Acoso sexista y Universidad
La violencia que sufren las mujeres por el hecho de serlo se manifiesta en una amplia gama de supuestos, entre los que ocupan un lugar cada vez más sobresaliente los casos de acoso. #Metoo ha tenido mucho que ver en ello, porque, por una parte, nos ha permitido conocer historias de vidas de mujeres pertenecientes al mundo del cine, de la fama y de la televisión que han relatado con tristeza un recuerdo que no terminan de olvidar y que ha marcado sus vidas personales y sus carreras profesionales para siempre, pero, por otra, nos ha causado una gran desazón al hacernos caer en la cuenta de todos aquellos casos en los que víctimas desconocidas, grises y sin oropeles, ni siquiera se han atrevido a denunciar.
El foco se ha puesto en estos días encima de la Universidad, en las modalidades de acoso que se pueden generar en su seno, los mecanismos previstos para atajarlos, así como la respuesta institucional ante lo que no dejan de ser episodios violentos que reflejan la existencia de situaciones objetivas de subordinación entre quien tiene que examinarse y quien le examina, quien está realizando una tesis doctoral y quien se la dirige, o quien se encarga del mantenimiento de un laboratorio y quien lo organiza, cuando esa misma situación de subordinación es aprovechada en beneficio personal, con la amenaza expresa o implícita de la consabida represalia.
Si se dejan a un lado las características de los casos concretos, es incuestionable la responsabilidad que tiene la propia Universidad, obligada a garantizar que las personas que estudian, trabajan o simplemente entran en contacto en su seno, lo hagan sin cortapisas, garantizándoles ex ante el ejercicio de su libertad, lo que le evitará tener que improvisar soluciones de compromiso para sortear situaciones concretas, con todos los riesgos inherentes a la propia improvisación. Para ello debe aprobar los protocolos de actuación que ofrezcan seguridad jurídica, encaucen los procedimientos para aclarar las denuncias que se interpongan e impongan, en su caso, las sanciones correspondientes.
El respeto a la presunción de inocencia del agresor es el principio básico de cualquier procedimiento que pueda terminar con la imposición de una sanción, pero también debería serlo el respeto a la veracidad del testimonio de la víctima de manera que no se caiga en la tentación de criminalizar a quienes presentan las denuncias por el mero hecho de hacerlo, porque cuando eso ocurre, se corre el riesgo de caer en el mismo comportamiento sexista que se está denunciando y que pasa por calificar a las denunciantes como mentirosas compulsivas por el mero hecho de haberse atrevido a contar lo sucedido.
De las distintas modalidades de acoso que podemos imaginar, el sexista es el más difícil de definir.
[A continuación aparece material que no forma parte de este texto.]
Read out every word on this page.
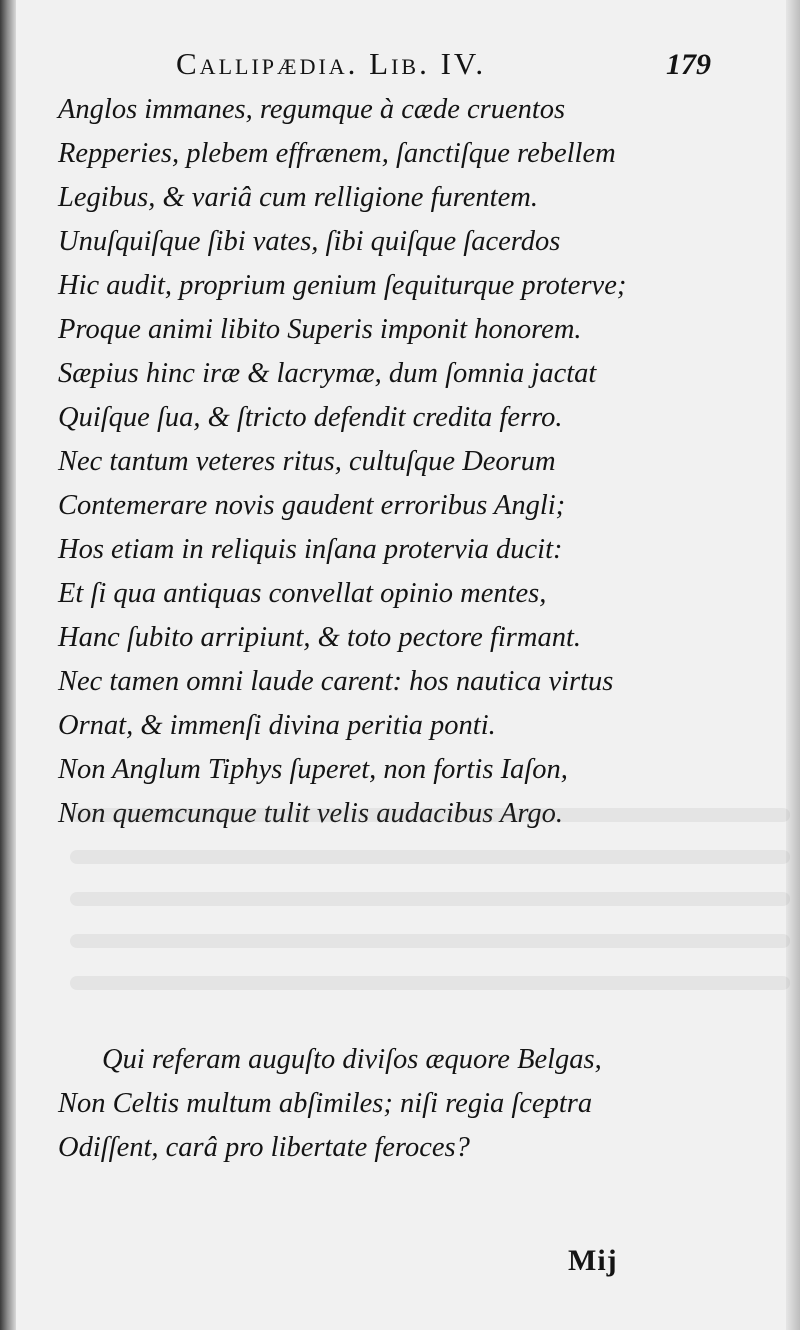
Callipædia. Lib. IV.	179
Anglos immanes, regumque à cæde cruentos
Repperies, plebem effrænem, ſanctiſque rebellem
Legibus, & variâ cum relligione furentem.
Unuſquiſque ſibi vates, ſibi quiſque ſacerdos
Hic audit, proprium genium ſequiturque proterve;
Proque animi libito Superis imponit honorem.
Sæpius hinc iræ & lacrymæ, dum ſomnia jactat
Quiſque ſua, & ſtricto defendit credita ferro.
Nec tantum veteres ritus, cultuſque Deorum
Contemerare novis gaudent erroribus Angli;
Hos etiam in reliquis inſana protervia ducit:
Et ſi qua antiquas convellat opinio mentes,
Hanc ſubito arripiunt, & toto pectore firmant.
Nec tamen omni laude carent: hos nautica virtus
Ornat, & immenſi divina peritia ponti.
Non Anglum Tiphys ſuperet, non fortis Iaſon,
Non quemcunque tulit velis audacibus Argo.
Qui referam auguſto diviſos æquore Belgas,
Non Celtis multum abſimiles; niſi regia ſceptra
Odiſſent, carâ pro libertate feroces?
Mij
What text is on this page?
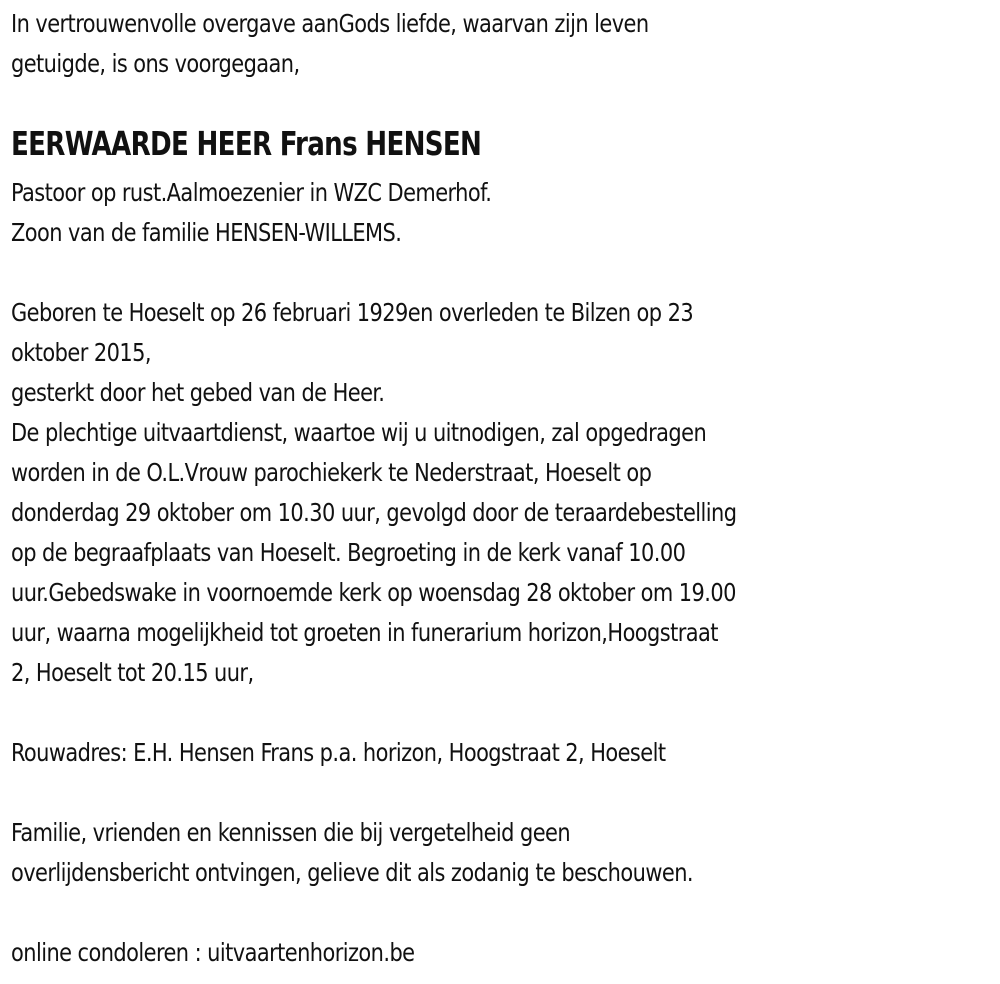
In vertrouwenvolle overgave aanGods liefde, waarvan zijn leven
getuigde, is ons voorgegaan,
EERWAARDE HEER Frans HENSEN
Pastoor op rust.Aalmoezenier in WZC Demerhof.
Zoon van de familie HENSEN-WILLEMS.
Geboren te Hoeselt op 26 februari 1929en overleden te Bilzen op 23
oktober 2015,
gesterkt door het gebed van de Heer.
De plechtige uitvaartdienst, waartoe wij u uitnodigen, zal opgedragen
worden in de O.L.Vrouw parochiekerk te Nederstraat, Hoeselt op
donderdag 29 oktober om 10.30 uur, gevolgd door de teraardebestelling
op de begraafplaats van Hoeselt. Begroeting in de kerk vanaf 10.00
uur.Gebedswake in voornoemde kerk op woensdag 28 oktober om 19.00
uur, waarna mogelijkheid tot groeten in funerarium horizon,Hoogstraat
2, Hoeselt tot 20.15 uur,
Rouwadres: E.H. Hensen Frans p.a. horizon, Hoogstraat 2, Hoeselt
Familie, vrienden en kennissen die bij vergetelheid geen
overlijdensbericht ontvingen, gelieve dit als zodanig te beschouwen.
online condoleren : uitvaartenhorizon.be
Ello es así porque si bien es amplio el rechazo que cosechan los supuestos de agresiones sexuales, de abusos sexuales, incluso de acoso sexual, porque en todos ellos se visibiliza una clara lesión de la libertad sexual de las víctimas cuando se ven involucradas sin su consentimiento en situaciones de contenido sexual, el sexista es mucho más etéreo. En este sentido, la Ley Orgánica de Igualdad lo define desde 2007 como cualquier comportamiento realizado en función del sexo de una persona, con el propósito o el efecto de atentar contra su dignidad y de crear un entorno intimidatorio, degradante u ofensivo. Esta pluralidad de resultados que puede provocar esta clase de acoso permite todavía graduar dentro del mismo grupo de acoso sexista, modalidades como el acoso intimidatorio o el chantajista, más graves que el acoso que solo genera un entorno ofensivo.
Pero si la definición es compleja, todavía lo es más la tarea de catalogar como acoso sexista unos hechos de la vida diaria, en la que botones hay para muestras.
El cruce de los datos relativos a la repetición de hechos, esquemas y estrategias, así como la constatación del sexo femenino de las personas involucradas en distintos episodios, constituyen un potente indicio de la presencia de sexismo constitutivo de acoso cuando se hace prevaliéndose de aquella situación de subordinación que se establecen en muchas relaciones diarias.
De repetirse siempre el esquema, estaremos presenciando un supuesto de acoso sexista, en el que toman cuerpo los patrones machistas de comportamiento en virtud de los cuales se reproduce el histórico discurso masculino sobre el uso del cuerpo de una hembra como objeto de placer sexual para el hombre, despersonalizando a todas las mujeres.
Por eso el acoso sexista es una modalidad de violencia de género.